Plaintiff's counsel also sought the trial judge's
disqualification pursuant to Rule 1:12-1. Counsel noted in his
certification that after he received the order signed by the
judge, he personally attempted to schedule a telephone
conference with the judge and defense counsel "in order to
express my position that the Order was improperly entered and
should be vacated." Plaintiff's counsel represented in his
certification that
[t]he phone conference was scheduled for
April 19, 2012 with Your Honor, but
unfortunately, that was cancelled by the
[c]ourt. At this point I was left with no
other choice but to file this application
due to my reasonable belief that I do not
believe that the plaintiff can receive a
fair and unbiased hearing before Your Honor.

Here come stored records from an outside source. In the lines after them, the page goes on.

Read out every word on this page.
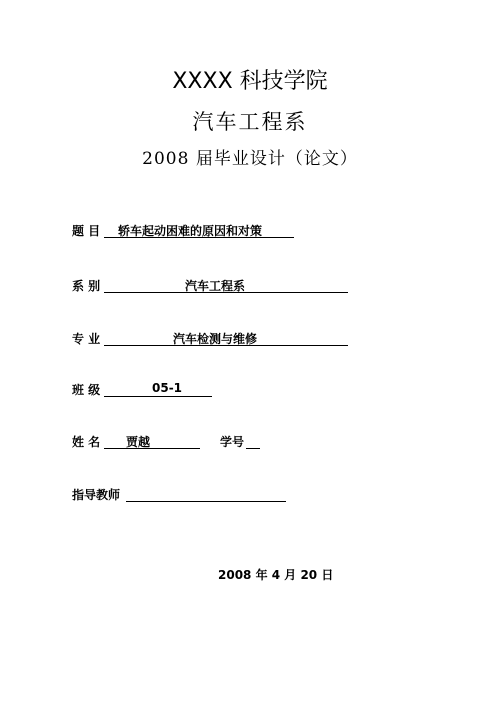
XXXX 科技学院
汽车工程系
2008 届毕业设计（论文）
题 目 轿车起动困难的原因和对策
系 别	汽车工程系
专 业	汽车检测与维修
班 级	05-1
姓 名 贾越	学号
指导教师
2008 年 4 月 20 日
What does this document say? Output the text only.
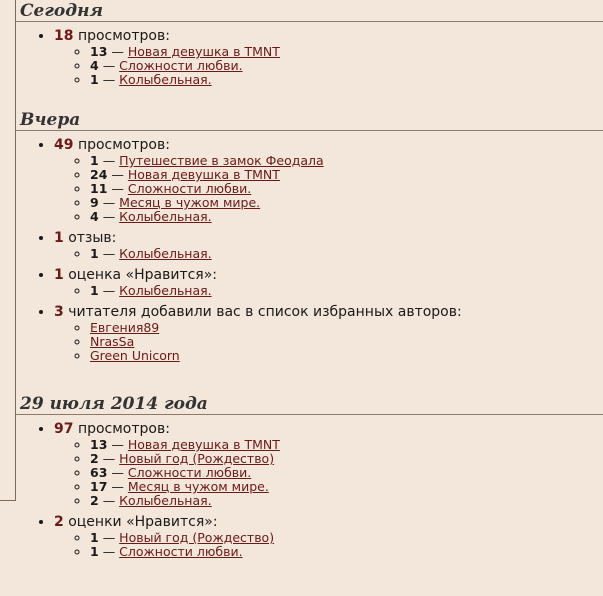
Сегодня
• 18 просмотров:
◦ 13 — Новая девушка в TMNT
◦ 4 — Сложности любви.
◦ 1 — Колыбельная.
Вчера
• 49 просмотров:
◦ 1 — Путешествие в замок Феодала
◦ 24 — Новая девушка в TMNT
◦ 11 — Сложности любви.
◦ 9 — Месяц в чужом мире.
◦ 4 — Колыбельная.
• 1 отзыв:
◦ 1 — Колыбельная.
• 1 оценка «Нравится»:
◦ 1 — Колыбельная.
• 3 читателя добавили вас в список избранных авторов:
◦ Евгения89
◦ NrasSa
◦ Green Unicorn
29 июля 2014 года
• 97 просмотров:
◦ 13 — Новая девушка в TMNT
◦ 2 — Новый год (Рождество)
◦ 63 — Сложности любви.
◦ 17 — Месяц в чужом мире.
◦ 2 — Колыбельная.
• 2 оценки «Нравится»:
◦ 1 — Новый год (Рождество)
◦ 1 — Сложности любви.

Defendant filed a cross-motion asking the court to restrain
plaintiff from filing future motions seeking the recusal of the
trial judge and seeking sanctions "in the event that the
plaintiff files future recusal motions." Defendant also asked
the court to decide defendant's pending motion seeking an award
of counsel fees incurred in defending plaintiff's first appeal,
and to enter an order "restraining and enjoining counsel for the
plaintiff from sending correspondence to the court in this
8 A-1947-12T2
matter except without [sic] prior express permission or as part
of a properly filed pleading."
By order dated July 20, 2012, the trial judge denied
plaintiff's motions seeking: (1) the judge's recusal; (2) to
vacate the March 28, 2012 order; and (3) to compel defendant to
pay counsel fees incurred by plaintiff in the prosecution of the
motion. In the same order, the trial judge denied defendant's
cross-motion seeking to restrain plaintiff's counsel or impose
sanctions. However, the judge granted defendant's motion with
respect to counsel fees and awarded $11,500 as counsel fees
incurred in defending the first appeal. The judge also reserved
making a final determination "as to counsel fee awards for all
counsel fees associated with the discovery leading up to the
subsequent withdraw [sic] of [d]efendant's request for a plenary
hearing[,]" and directed both parties to submit a certification
of services. Finally, the judge determined defendant owed
plaintiff a total of $18,443.51 in unallocated arrears for child
support and alimony, including defendant's obligation "for the
entire month of June." The judge directed the probation
department to update its records accordingly and "adjust for any
payments made since then."
By letter dated August 7, 2012, addressed to the trial
judge, plaintiff's counsel raised what he characterized as "a
9 A-1947-12T2
very serious issue about whether pursuant to Rule 1:12-1 and
Canon 4 of the Code of Conduct for Judiciary Employees" the
judge should recuse himself from this case, possibly retroactive
to the previous orders entered in March and July 2012.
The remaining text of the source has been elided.